3.10.7 Energy - Electric Power Sector: NERC CIP

3.10.7.1 Degraded Fault Tolerance

The provisions in CIP-009-1 address the requirements for recovery from events or conditions that would necessitate the activation of the recovery plan. The term “event” can be interpreted to be a power outage - making this a good match to the Framework requirement.

3.10.7.2 Limited Priority of Service

Besides identifying when the recovery plan needs to be activated, CIP-009-1 addresses who must be involved. However, it does not contain a requirement for restoring devices in a pre-determined, priority order.

3.10.8 Telecommunications Sector: ANSI T1.276

3.10.8.1 Degraded Fault Tolerance and Limited Priority of Service

No requirements are delineated in T1.276 that are a close or partial match to the Framework requirements delineated in the Resource Utilization (FRU) class.

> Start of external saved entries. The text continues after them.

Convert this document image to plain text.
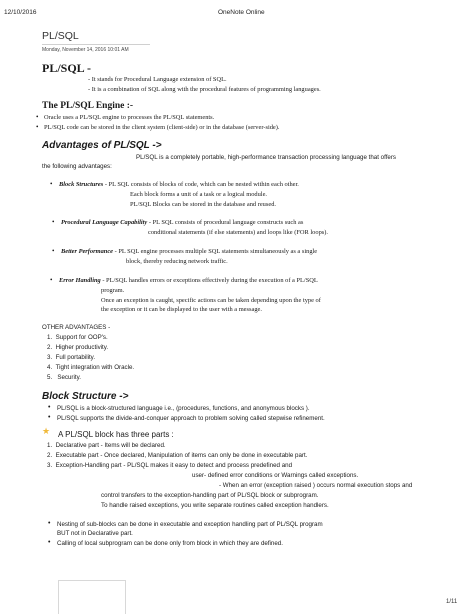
12/10/2016	OneNote Online
PL/SQL
Monday, November 14, 2016 10:01 AM
PL/SQL -
- It stands for Procedural Language extension of SQL.
- It is a combination of SQL along with the procedural features of programming languages.
The PL/SQL Engine :-
• Oracle uses a PL/SQL engine to processes the PL/SQL statements.
• PL/SQL code can be stored in the client system (client-side) or in the database (server-side).
Advantages of PL/SQL ->
PL/SQL is a completely portable, high-performance transaction processing language that offers
the following advantages:
• Block Structures - PL SQL consists of blocks of code, which can be nested within each other.
Each block forms a unit of a task or a logical module.
PL/SQL Blocks can be stored in the database and reused.
• Procedural Language Capability - PL SQL consists of procedural language constructs such as
conditional statements (if else statements) and loops like (FOR loops).
• Better Performance - PL SQL engine processes multiple SQL statements simultaneously as a single
block, thereby reducing network traffic.
• Error Handling - PL/SQL handles errors or exceptions effectively during the execution of a PL/SQL
program.
Once an exception is caught, specific actions can be taken depending upon the type of
the exception or it can be displayed to the user with a message.
OTHER ADVANTAGES -
1.  Support for OOP's.
2.  Higher productivity.
3.  Full portability.
4.  Tight integration with Oracle.
5.   Security.
Block Structure ->
• PL/SQL is a block-structured language i.e., (procedures, functions, and anonymous blocks ).
• PL/SQL supports the divide-and-conquer approach to problem solving called stepwise refinement.
★ A PL/SQL block has three parts :
1.  Declarative part - Items will be declared.
2.  Executable part - Once declared, Manipulation of items can only be done in executable part.
3.  Exception-Handling part - PL/SQL makes it easy to detect and process predefined and
user- defined error conditions or Warnings called exceptions.
- When an error (exception raised ) occurs normal execution stops and
control transfers to the exception-handling part of PL/SQL block or subprogram.
To handle raised exceptions, you write separate routines called exception handlers.
• Nesting of sub-blocks can be done in executable and exception handling part of PL/SQL program
BUT not in Declarative part.
• Calling of local subprogram can be done only from block in which they are defined.
1/11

FRU is concerned with ensuring the availability of resources. M-48 is the only resource

utilization requirement specified in T1.276. However, this relates to the improper use of resources by system users, not ensuring the availability of resources. M-48 specifies that systems display an improper usage warning banner before any logical access is allowed. The Framework does not delineate a similar requirement, so this is a possible gap in the Framework, itself.

3.10.9 Water Sector: AWWA

3.10.9.1 Degraded Fault Tolerance

The AWWA standard recognizes the need to avoid power failures, so it states that a UPS be provided for critical SCADA devices, servers, networking components, and vital workstations. It also states to consider whether or not to use diesel powered generators for critical components. This partially fulfills the FRU_FLT family.

3.10.9.2 Limited Priority of Service

Unfortunately, the standard does not require a methodology to assign priorities to the devices in order to determine which are the most critical, which is required to meet the FTU_PRS family.